La dernière fois qu’il était venu à Cannes, c’était en 2016 pour Le Disciple. Il a été sélectionné en compétition plusieurs fois dans la foulée (Leto, La Fièvre de Petrov), mais Kirill Serebrennikov a connu des années d’assignation à résidence. Privé de Croisette ! Le réalisateur russe, opposant farouche à Vladimir Poutine, fait son retour cette année… physiquement. D’abord pour y présenter un film somptueux et tourmenté (La Femme de Tchaïkovski), mais surtout pour affirmer l’empreinte politique du plus grand festival de cinéma du monde. « Non à la guerre  ! » a lancé le cinéaste à l’issue de la projection officielle.
L’homme vit désormais à Berlin, va présenter une pièce à Avignon cet été. Et ne renonce pas à ses combats, malgré les ennuis (judiciaires entre autres) que fait s’abattre sur lui le pouvoir russe. « Cannes a toujours soutenu mon travail, assure-t-il en conférence de presse ce jeudi. Mais on ne peut pas être complètement heureux. Nous sommes tous liés à cette catastrophe. »

La catastrophe en question, c’est bien sûr la guerre en Ukraine. Lui-même confie en sous-texte en aider les victimes. « Il y a des réfugiés, il y a des vies brisées en Russie aussi. » Mais ne lui parlez du boycott des artistes russes. « Je comprends ceux qui l’exigent. Mais je leur dis que c’est impossible et insupportable. La culture, c’est l’eau, l’air, les images, toutes ces choses indépendantes de notre volonté. C’est ce qui rend les gens vivants. La culture et la guerre sont antagonistes. » Il en est d’autant plus conscient qu’il ne sait pas ce que va devenir le Gogol Center, espace théâtral avant-gardiste très prisé de la jeunesse qu’il a fondé à Moscou en 2013 (« Je ne l’ai pas fait pour moi, mais pour les Moscovites »).
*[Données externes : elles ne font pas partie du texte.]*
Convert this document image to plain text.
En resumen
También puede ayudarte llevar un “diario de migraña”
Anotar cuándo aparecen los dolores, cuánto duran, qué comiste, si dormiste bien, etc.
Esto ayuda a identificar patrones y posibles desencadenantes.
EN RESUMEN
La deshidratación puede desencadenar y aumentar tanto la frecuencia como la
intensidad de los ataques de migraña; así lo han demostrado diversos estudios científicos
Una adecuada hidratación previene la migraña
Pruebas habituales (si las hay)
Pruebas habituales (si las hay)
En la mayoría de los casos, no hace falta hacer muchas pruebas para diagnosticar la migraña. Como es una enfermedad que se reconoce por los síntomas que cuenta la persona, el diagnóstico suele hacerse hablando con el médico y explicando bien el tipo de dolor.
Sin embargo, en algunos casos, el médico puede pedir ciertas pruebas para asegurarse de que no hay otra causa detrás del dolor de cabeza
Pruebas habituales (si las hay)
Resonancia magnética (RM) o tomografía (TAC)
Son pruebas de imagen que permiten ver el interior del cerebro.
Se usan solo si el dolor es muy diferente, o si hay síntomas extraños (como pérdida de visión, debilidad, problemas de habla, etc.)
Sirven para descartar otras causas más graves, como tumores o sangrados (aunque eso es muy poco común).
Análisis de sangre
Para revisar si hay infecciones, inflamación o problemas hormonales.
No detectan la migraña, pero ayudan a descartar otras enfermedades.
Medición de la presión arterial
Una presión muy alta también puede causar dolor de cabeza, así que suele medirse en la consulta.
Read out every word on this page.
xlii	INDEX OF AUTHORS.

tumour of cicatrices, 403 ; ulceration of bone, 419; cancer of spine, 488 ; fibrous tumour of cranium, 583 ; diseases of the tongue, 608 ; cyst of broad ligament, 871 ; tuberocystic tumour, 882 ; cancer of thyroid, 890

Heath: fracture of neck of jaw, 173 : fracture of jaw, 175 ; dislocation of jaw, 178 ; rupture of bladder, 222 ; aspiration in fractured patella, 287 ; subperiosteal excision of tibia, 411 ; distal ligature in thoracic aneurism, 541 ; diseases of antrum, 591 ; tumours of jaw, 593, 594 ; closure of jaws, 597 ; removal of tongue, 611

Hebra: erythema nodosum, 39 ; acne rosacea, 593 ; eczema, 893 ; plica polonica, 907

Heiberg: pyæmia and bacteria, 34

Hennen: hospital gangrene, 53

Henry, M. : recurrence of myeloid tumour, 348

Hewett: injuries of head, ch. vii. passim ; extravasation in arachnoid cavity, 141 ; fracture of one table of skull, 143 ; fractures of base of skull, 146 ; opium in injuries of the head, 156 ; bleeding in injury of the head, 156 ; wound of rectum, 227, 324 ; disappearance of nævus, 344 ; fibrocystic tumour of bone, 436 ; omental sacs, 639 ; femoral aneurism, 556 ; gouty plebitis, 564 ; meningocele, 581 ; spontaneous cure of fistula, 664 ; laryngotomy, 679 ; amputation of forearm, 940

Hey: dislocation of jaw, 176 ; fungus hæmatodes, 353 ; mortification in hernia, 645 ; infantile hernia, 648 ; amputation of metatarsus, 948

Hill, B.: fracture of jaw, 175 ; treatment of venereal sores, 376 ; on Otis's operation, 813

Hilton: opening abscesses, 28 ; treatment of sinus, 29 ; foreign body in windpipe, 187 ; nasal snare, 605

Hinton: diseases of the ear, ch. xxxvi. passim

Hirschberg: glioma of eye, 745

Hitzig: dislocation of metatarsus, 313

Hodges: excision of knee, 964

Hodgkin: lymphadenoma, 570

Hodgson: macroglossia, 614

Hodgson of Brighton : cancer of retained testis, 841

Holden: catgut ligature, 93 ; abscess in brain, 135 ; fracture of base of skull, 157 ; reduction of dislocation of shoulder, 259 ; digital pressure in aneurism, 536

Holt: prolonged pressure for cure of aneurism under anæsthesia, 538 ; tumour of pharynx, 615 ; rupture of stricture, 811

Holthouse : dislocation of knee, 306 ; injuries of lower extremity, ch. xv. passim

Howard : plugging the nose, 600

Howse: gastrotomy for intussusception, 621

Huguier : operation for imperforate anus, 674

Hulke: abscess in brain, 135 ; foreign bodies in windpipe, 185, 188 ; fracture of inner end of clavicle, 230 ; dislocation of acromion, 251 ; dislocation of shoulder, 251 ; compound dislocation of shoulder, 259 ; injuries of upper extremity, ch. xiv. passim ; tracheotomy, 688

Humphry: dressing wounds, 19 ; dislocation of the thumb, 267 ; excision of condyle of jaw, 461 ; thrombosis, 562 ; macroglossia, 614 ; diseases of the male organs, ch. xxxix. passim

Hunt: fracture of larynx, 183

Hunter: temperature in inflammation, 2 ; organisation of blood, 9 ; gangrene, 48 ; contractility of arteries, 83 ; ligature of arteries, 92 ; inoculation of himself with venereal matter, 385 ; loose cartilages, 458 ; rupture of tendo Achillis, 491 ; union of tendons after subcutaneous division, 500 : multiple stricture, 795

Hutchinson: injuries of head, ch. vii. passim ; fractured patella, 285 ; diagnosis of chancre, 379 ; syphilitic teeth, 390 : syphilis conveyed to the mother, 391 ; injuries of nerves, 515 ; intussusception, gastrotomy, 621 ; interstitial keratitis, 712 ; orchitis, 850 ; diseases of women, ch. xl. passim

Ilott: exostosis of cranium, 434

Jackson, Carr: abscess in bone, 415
Pas de délégation russe officielle cette année à Cannes. Mais tous les regards tournés vers l’Est. On a encore en tête l’intervention inopinée du président ukrainien Volodymyr Zelensky, citant en visio Le Dictateur de Chaplin autant qu’Apocalypse Now de Coppola lors de la cérémonie d’ouverture.
Ce jeudi est projeté à Cannes Mariupolis 2, documentaire posthume du réalisateur lituanien Mantas Kvedaravicius, tué par l’armée russe alors qu’il s’apprêtait à quitter la ville de Marioupol. Incroyable témoignage sur une tragédie toujours en cours. Le festival va aussi accueillir dans quelques jours le plus célèbre des cinéastes ukrainiens, Sergei Loznitsa, 57 ans, habitué des sélections (The Natural History of Destruction) ainsi que son jeune compatriote Maksim Nakonechnyi, qui dans Butterfly Vision raconte l’histoire d’une enseignante engagée dans la guerre du Donbass, enlevée, emprisonnée, revenant chez elle percluse de traumatismes. Cannes ne tourne pas le dos aux douleurs du monde.